When Victoria’s publicly operated rail and tram systems were privatised by Jeff Kennett in 1999, better service at less cost to the taxpayer was promised.
Next year the contracts end and the Andrews Labor government has offered Metro Trains and Yarra Trams the exclusive right to bid for a seven-year renewal. This is despite the fact that under Metro the cost to the public of this contract has blown out by 229% to $1.3 billion per year.
Maintenance across the system has been cut to the bone, resulting in derailments last summer, as well as regular delays across the network. This is precisely the opposite of what was promised under privatisation. Even Jeff Kennett has commented that privatisation has failed!
Metro and Yarra Trams have acted as any private companies would, cutting costs in order to maximise profits. They skip stations and cut services short to cook the books and meet punctuality targets.
Last year staff were forced to strike against attacks on pay and conditions. In 2014 Metro made profits of $46 million, with around $11.8 million of that due to running a ‘punctual and reliable’ service. Regular users of Victoria’s public transport system will see this as a terrible joke.
Rail Tram and Bus Union (RTBU) leaders are calling for the operation of the rail and tram networks to be either brought back into public hands, or put to an open tender. Not one cent of public money should go to private profits for these essential public services. But government transport bureaucrats are also divorced from the realities and needs of public transport workers and users. Socialists argue that staff and commuters should directly elect a board to oversee the services.

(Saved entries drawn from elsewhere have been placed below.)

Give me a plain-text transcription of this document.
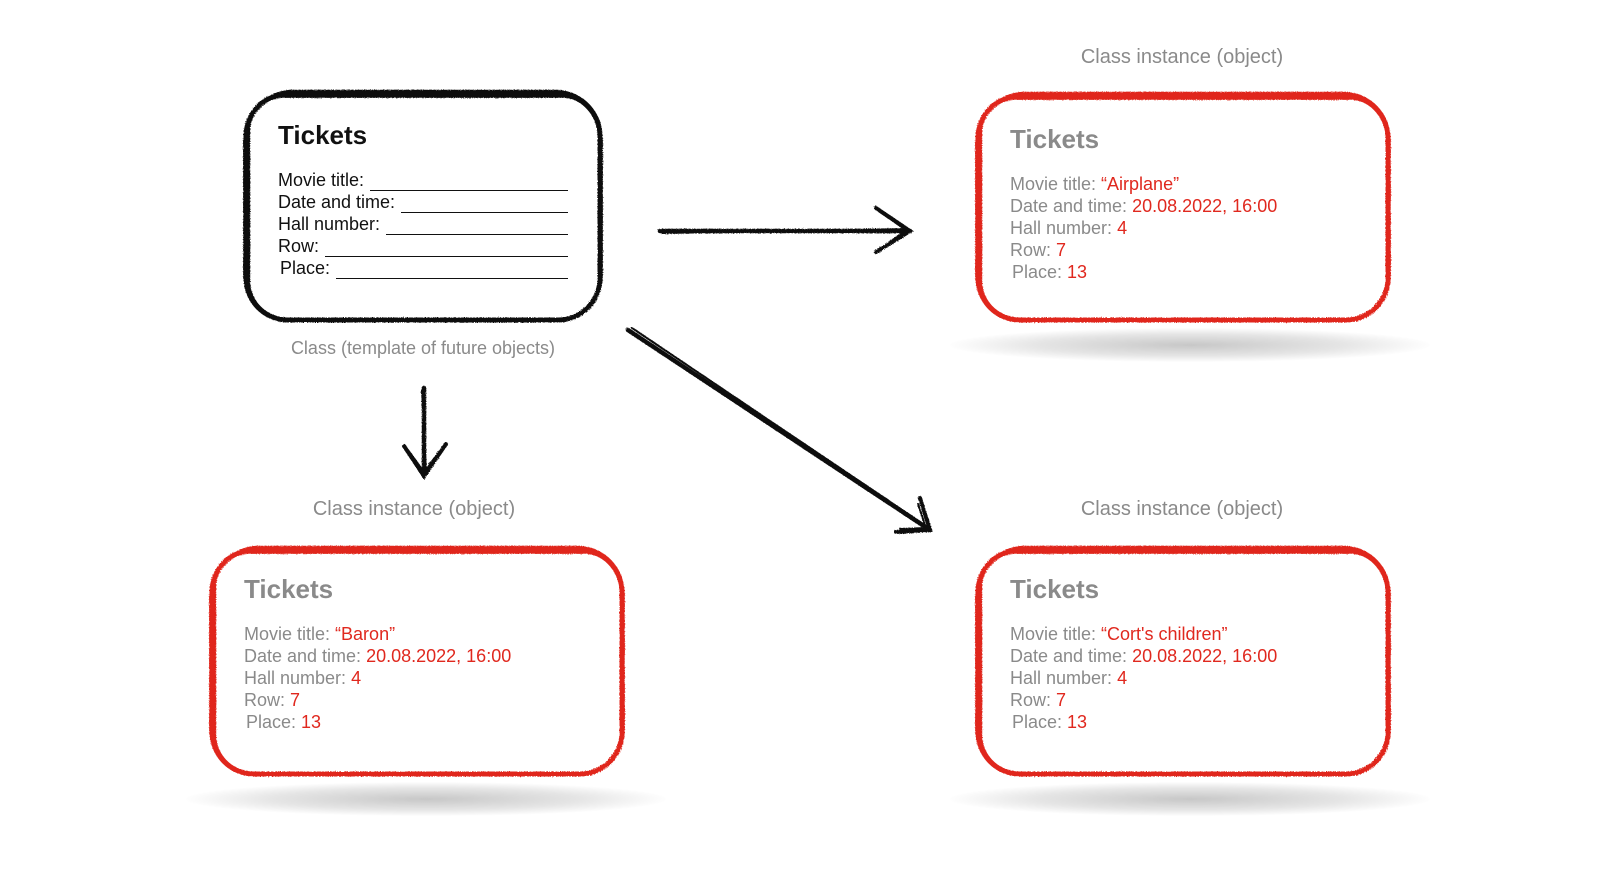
Tickets
Movie title:
Date and time:
Hall number:
Row:
Place:
Class (template of future objects)
Class instance (object)
Tickets
Movie title: “Airplane”
Date and time: 20.08.2022, 16:00
Hall number: 4
Row: 7
Place: 13
Class instance (object)
Tickets
Movie title: “Baron”
Date and time: 20.08.2022, 16:00
Hall number: 4
Row: 7
Place: 13
Class instance (object)
Tickets
Movie title: “Cort's children”
Date and time: 20.08.2022, 16:00
Hall number: 4
Row: 7
Place: 13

Bringing the public transport system back into public hands would help to build a punctual and reliable service. Public transport should be expanded to reduce road congestion. If done together with a transition to renewable energy it would greatly contribute to reducing greenhouse gas emissions. International examples have shown that when privatised rail systems are brought back into public operation, passenger satisfaction increases.
These exclusive negotiations should be called off and public transport put back in public hands.